– Chère consœur, tu as demandé à me voir.
Que puis-je pour toi ?
– Il y a, dans notre métier, une fonction que nous savons plus ou moins bien pratiquer : écouter nos patients, afin de les aider.
Eh bien, figure-toi que j’ai besoin de parler.
Et toi, tu es connu pour savoir écouter.
(…)
– Un tiers de mes patients – disons un bon quart d’entre eux – explique son trouble.
Chacun à sa manière. Et cela ne fait qu’accroître le mien. Je n’ai jamais su faire la sourde oreille.
J’ignore comment, toi, tu vis cette mise au pas de notre métier.
– (silence)
– Contraindre n’a jamais fait partie de l’idéal au nom duquel j’exerce cette profession.
Or nous voici transformés en agents d’une autorité dont nous ne dépendons pas. Dont nous ne dépendons pas, en tout cas, pour notre pratique individuelle.
– Sauf si l’Ordre intervient.
– Pour nous apporter un éclairage déontologique, comme le dit la charte ?
Mais ce n’est pas de ça qu’il s’agit, hélas.
– Nous n’en sommes tout de même pas à contraindre nos patients !
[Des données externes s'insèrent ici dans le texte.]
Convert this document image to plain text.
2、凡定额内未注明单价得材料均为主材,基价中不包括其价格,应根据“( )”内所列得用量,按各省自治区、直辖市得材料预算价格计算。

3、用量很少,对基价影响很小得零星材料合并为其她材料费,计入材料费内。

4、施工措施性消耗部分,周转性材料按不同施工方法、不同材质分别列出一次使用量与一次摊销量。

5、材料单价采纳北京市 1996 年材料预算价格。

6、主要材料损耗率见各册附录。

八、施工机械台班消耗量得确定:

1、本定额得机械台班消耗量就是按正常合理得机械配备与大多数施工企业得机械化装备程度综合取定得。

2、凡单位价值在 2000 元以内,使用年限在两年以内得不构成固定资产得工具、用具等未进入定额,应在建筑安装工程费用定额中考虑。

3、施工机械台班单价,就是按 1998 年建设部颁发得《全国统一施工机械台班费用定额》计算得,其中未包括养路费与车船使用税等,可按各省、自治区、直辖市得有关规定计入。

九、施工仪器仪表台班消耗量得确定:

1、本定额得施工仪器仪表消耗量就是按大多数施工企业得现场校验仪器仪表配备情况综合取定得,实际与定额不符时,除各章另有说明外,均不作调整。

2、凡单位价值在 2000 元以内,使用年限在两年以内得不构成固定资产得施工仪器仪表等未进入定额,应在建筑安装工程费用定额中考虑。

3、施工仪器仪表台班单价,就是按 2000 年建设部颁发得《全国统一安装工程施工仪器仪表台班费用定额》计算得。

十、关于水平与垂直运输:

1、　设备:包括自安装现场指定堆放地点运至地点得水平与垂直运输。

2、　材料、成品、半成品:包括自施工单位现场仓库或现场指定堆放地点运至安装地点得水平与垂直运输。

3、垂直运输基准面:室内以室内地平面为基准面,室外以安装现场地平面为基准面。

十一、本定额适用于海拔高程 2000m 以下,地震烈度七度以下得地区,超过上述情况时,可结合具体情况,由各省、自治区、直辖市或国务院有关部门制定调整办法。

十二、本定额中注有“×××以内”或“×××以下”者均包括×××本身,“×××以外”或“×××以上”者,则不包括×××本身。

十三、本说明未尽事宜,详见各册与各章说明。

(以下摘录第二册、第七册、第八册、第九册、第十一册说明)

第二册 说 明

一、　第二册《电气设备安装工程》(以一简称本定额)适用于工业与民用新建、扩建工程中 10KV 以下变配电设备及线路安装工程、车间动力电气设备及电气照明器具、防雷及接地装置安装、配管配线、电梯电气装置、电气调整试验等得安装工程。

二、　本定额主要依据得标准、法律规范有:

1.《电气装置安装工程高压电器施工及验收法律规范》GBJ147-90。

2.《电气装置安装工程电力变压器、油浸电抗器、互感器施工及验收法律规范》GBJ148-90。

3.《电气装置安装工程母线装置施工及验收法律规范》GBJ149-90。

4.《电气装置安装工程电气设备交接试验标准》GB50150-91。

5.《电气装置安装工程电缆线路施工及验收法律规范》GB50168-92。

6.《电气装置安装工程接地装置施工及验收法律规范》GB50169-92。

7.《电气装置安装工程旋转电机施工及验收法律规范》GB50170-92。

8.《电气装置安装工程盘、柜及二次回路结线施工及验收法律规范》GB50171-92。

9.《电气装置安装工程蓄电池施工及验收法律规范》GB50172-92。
– Non, pour le moment, nous n’en sommes pas là.
Notre article 36 nous l’interdit, de toute façon.
Mais crois-tu vraiment l’Ordre capable de résister aux pressions ?
– Elles peuvent être immenses, c’est vrai.
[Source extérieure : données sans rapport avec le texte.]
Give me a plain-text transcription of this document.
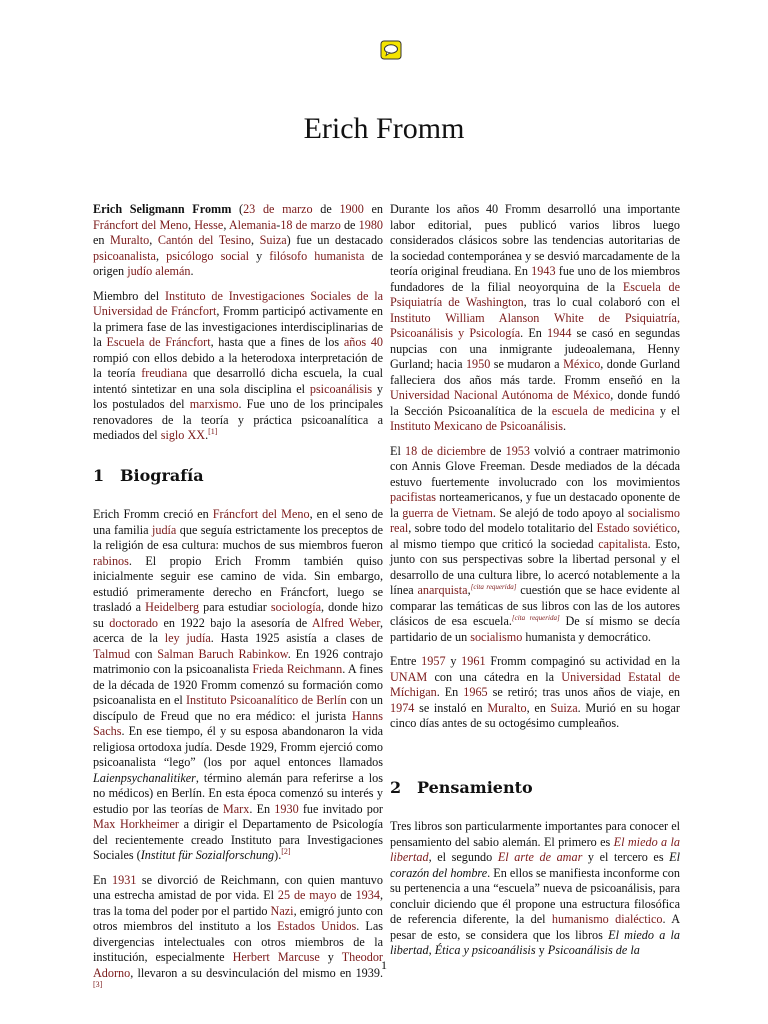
Erich Fromm

Erich Seligmann Fromm (23 de marzo de 1900 en Fráncfort del Meno, Hesse, Alemania-18 de marzo de 1980 en Muralto, Cantón del Tesino, Suiza) fue un destacado psicoanalista, psicólogo social y filósofo humanista de origen judío alemán.

Miembro del Instituto de Investigaciones Sociales de la Universidad de Fráncfort, Fromm participó activamente en la primera fase de las investigaciones interdisciplinarias de la Escuela de Fráncfort, hasta que a fines de los años 40 rompió con ellos debido a la heterodoxa interpretación de la teoría freudiana que desarrolló dicha escuela, la cual intentó sintetizar en una sola disciplina el psicoanálisis y los postulados del marxismo. Fue uno de los principales renovadores de la teoría y práctica psicoanalítica a mediados del siglo XX.[1]

1 Biografía

Erich Fromm creció en Fráncfort del Meno, en el seno de una familia judía que seguía estrictamente los preceptos de la religión de esa cultura: muchos de sus miembros fueron rabinos. El propio Erich Fromm también quiso inicialmente seguir ese camino de vida. Sin embargo, estudió primeramente derecho en Fráncfort, luego se trasladó a Heidelberg para estudiar sociología, donde hizo su doctorado en 1922 bajo la asesoría de Alfred Weber, acerca de la ley judía. Hasta 1925 asistía a clases de Talmud con Salman Baruch Rabinkow. En 1926 contrajo matrimonio con la psicoanalista Frieda Reichmann. A fines de la década de 1920 Fromm comenzó su formación como psicoanalista en el Instituto Psicoanalítico de Berlín con un discípulo de Freud que no era médico: el jurista Hanns Sachs. En ese tiempo, él y su esposa abandonaron la vida religiosa ortodoxa judía. Desde 1929, Fromm ejerció como psicoanalista “lego” (los por aquel entonces llamados Laienpsychanalitiker, término alemán para referirse a los no médicos) en Berlín. En esta época comenzó su interés y estudio por las teorías de Marx. En 1930 fue invitado por Max Horkheimer a dirigir el Departamento de Psicología del recientemente creado Instituto para Investigaciones Sociales (Institut für Sozialforschung).[2]

En 1931 se divorció de Reichmann, con quien mantuvo una estrecha amistad de por vida. El 25 de mayo de 1934, tras la toma del poder por el partido Nazi, emigró junto con otros miembros del instituto a los Estados Unidos. Las divergencias intelectuales con otros miembros de la institución, especialmente Herbert Marcuse y Theodor Adorno, llevaron a su desvinculación del mismo en 1939.[3]

Durante los años 40 Fromm desarrolló una importante labor editorial, pues publicó varios libros luego considerados clásicos sobre las tendencias autoritarias de la sociedad contemporánea y se desvió marcadamente de la teoría original freudiana. En 1943 fue uno de los miembros fundadores de la filial neoyorquina de la Escuela de Psiquiatría de Washington, tras lo cual colaboró con el Instituto William Alanson White de Psiquiatría, Psicoanálisis y Psicología. En 1944 se casó en segundas nupcias con una inmigrante judeoalemana, Henny Gurland; hacia 1950 se mudaron a México, donde Gurland falleciera dos años más tarde. Fromm enseñó en la Universidad Nacional Autónoma de México, donde fundó la Sección Psicoanalítica de la escuela de medicina y el Instituto Mexicano de Psicoanálisis.

El 18 de diciembre de 1953 volvió a contraer matrimonio con Annis Glove Freeman. Desde mediados de la década estuvo fuertemente involucrado con los movimientos pacifistas norteamericanos, y fue un destacado oponente de la guerra de Vietnam. Se alejó de todo apoyo al socialismo real, sobre todo del modelo totalitario del Estado soviético, al mismo tiempo que criticó la sociedad capitalista. Esto, junto con sus perspectivas sobre la libertad personal y el desarrollo de una cultura libre, lo acercó notablemente a la línea anarquista,[cita requerida] cuestión que se hace evidente al comparar las temáticas de sus libros con las de los autores clásicos de esa escuela.[cita requerida] De sí mismo se decía partidario de un socialismo humanista y democrático.

Entre 1957 y 1961 Fromm compaginó su actividad en la UNAM con una cátedra en la Universidad Estatal de Míchigan. En 1965 se retiró; tras unos años de viaje, en 1974 se instaló en Muralto, en Suiza. Murió en su hogar cinco días antes de su octogésimo cumpleaños.

2 Pensamiento

Tres libros son particularmente importantes para conocer el pensamiento del sabio alemán. El primero es El miedo a la libertad, el segundo El arte de amar y el tercero es El corazón del hombre. En ellos se manifiesta inconforme con su pertenencia a una “escuela” nueva de psicoanálisis, para concluir diciendo que él propone una estructura filosófica de referencia diferente, la del humanismo dialéctico. A pesar de esto, se considera que los libros El miedo a la libertad, Ética y psicoanálisis y Psicoanálisis de la

1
– Le 2 décembre – je m’en souviens très bien, car cette date est célèbre par ailleurs -, donc bien avant que l’on sache vraiment ce que seraient ces vaccins, ce jour où l’Ordre s’est engagé en notre nom, il m’est venu un pressentiment. Un très mauvais pressentiment.
(silence)
Ça fait pas mal de temps que des maladies d’un nouveau type nous tombent dessus.
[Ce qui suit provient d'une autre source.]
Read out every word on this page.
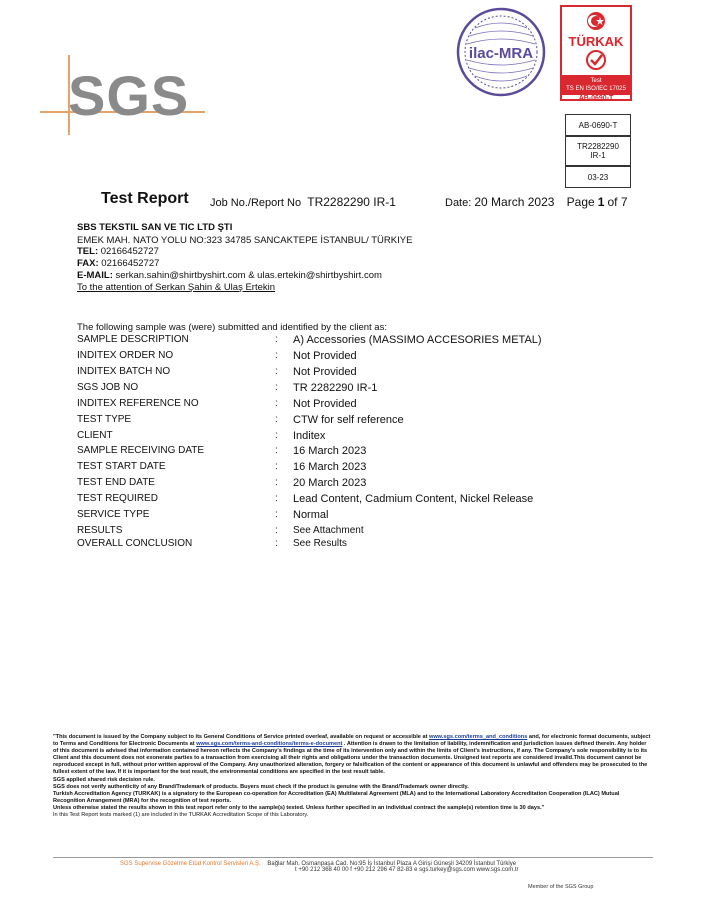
SGS
ilac-MRA
TÜRKAK
Test
TS EN ISO/IEC 17025
AB-0690-T
AB-0690-T
TR2282290 IR-1
03-23
Test Report Job No./Report No TR2282290 IR-1	Date: 20 March 2023 Page 1 of 7
SBS TEKSTIL SAN VE TIC LTD ŞTI
EMEK MAH. NATO YOLU NO:323 34785 SANCAKTEPE İSTANBUL/ TÜRKIYE
TEL: 02166452727
FAX: 02166452727
E-MAIL: serkan.sahin@shirtbyshirt.com & ulas.ertekin@shirtbyshirt.com
To the attention of Serkan Şahin & Ulaş Ertekin
The following sample was (were) submitted and identified by the client as:
SAMPLE DESCRIPTION	: A) Accessories (MASSIMO ACCESORIES METAL)
INDITEX ORDER NO	: Not Provided
INDITEX BATCH NO	: Not Provided
SGS JOB NO	: TR 2282290 IR-1
INDITEX REFERENCE NO	: Not Provided
TEST TYPE	: CTW for self reference
CLIENT	: Inditex
SAMPLE RECEIVING DATE	: 16 March 2023
TEST START DATE	: 16 March 2023
TEST END DATE	: 20 March 2023
TEST REQUIRED	: Lead Content, Cadmium Content, Nickel Release
SERVICE TYPE	: Normal
RESULTS	: See Attachment
OVERALL CONCLUSION	: See Results
"This document is issued by the Company subject to its General Conditions of Service printed overleaf, available on request or accessible at www.sgs.com/terms_and_conditions and, for electronic format documents, subject to Terms and Conditions for Electronic Documents at www.sgs.com/terms-and-conditions/terms-e-document . Attention is drawn to the limitation of liability, indemnification and jurisdiction issues defined therein. Any holder of this document is advised that information contained hereon reflects the Company's findings at the time of its intervention only and within the limits of Client's instructions, if any. The Company's sole responsibility is to its Client and this document does not exonerate parties to a transaction from exercising all their rights and obligations under the transaction documents. Unsigned test reports are considered invalid.This document cannot be reproduced except in full, without prior written approval of the Company. Any unauthorized alteration, forgery or falsification of the content or appearance of this document is unlawful and offenders may be prosecuted to the fullest extent of the law. If it is important for the test result, the environmental conditions are specified in the test result table.
SGS applied shared risk decision rule.
SGS does not verify authenticity of any Brand/Trademark of products. Buyers must check if the product is genuine with the Brand/Trademark owner directly.
Turkish Accreditation Agency (TURKAK) is a signatory to the European co-operation for Accreditation (EA) Multilateral Agreement (MLA) and to the International Laboratory Accreditation Cooperation (ILAC) Mutual Recognition Arrangement (MRA) for the recognition of test reports.
Unless otherwise stated the results shown in this test report refer only to the sample(s) tested. Unless further specified in an individual contract the sample(s) retention time is 30 days."
In this Test Report tests marked (1) are included in the TURKAK Accreditation Scope of this Laboratory.
SGS Supervise Gözetme Etüd Kontrol Servisleri A.Ş. Bağlar Mah. Osmanpaşa Cad. No:95 İş İstanbul Plaza A Girişi Güneşli 34209 İstanbul Türkiye
t +90 212 368 40 00 f +90 212 296 47 82-83 e sgs.turkey@sgs.com www.sgs.com.tr
Member of the SGS Group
– Disons, depuis les années 80, oui, c’est vrai.
– Et pas beaucoup de vaccins depuis tout ce temps.
Or voilà que, tout d’un coup : hop ! Magie…
Étais-tu déjà informé, toi, de ces vaccins à ARNmessager ? ou de ceux à thérapie génique ?
Moi pas, je l’avoue.
– Un confrère, qui suivait ça, m’en avait touché deux mots.
Il suivait l’information dans ‘Prescrire’ depuis plus de 20 ans, paraît-il.
– Et nous voyons l’Ordre s’en enthousiasmer d’avance ! Sans s’encombrer de cautions scientifiques !
– (silence) Tu es connue pour être peu favorable aux vaccins !
– Oui. C’est peu de le dire. Je n’ai jamais vacciné qu’à contrecœur.
– Je comprends donc ton souci actuel.
– Eh bien, il est d’un autre ordre, cette fois.
(silence)
Depuis des mois, je peine à faire comprendre à mes proches pourquoi, cette fois, si je m’oppose à ces vaccins, c’est en raison des conditions où l’affaire est engagée.
Oui, cette fois, ce ne sera pas pour mes raisons habituelles.
(silence)
Si j’ai besoin d’en parler en confiance, c’est que je peine à y voir clair moi-même.
(silence)
Je nous crois engagés dans une drôle d’aventure.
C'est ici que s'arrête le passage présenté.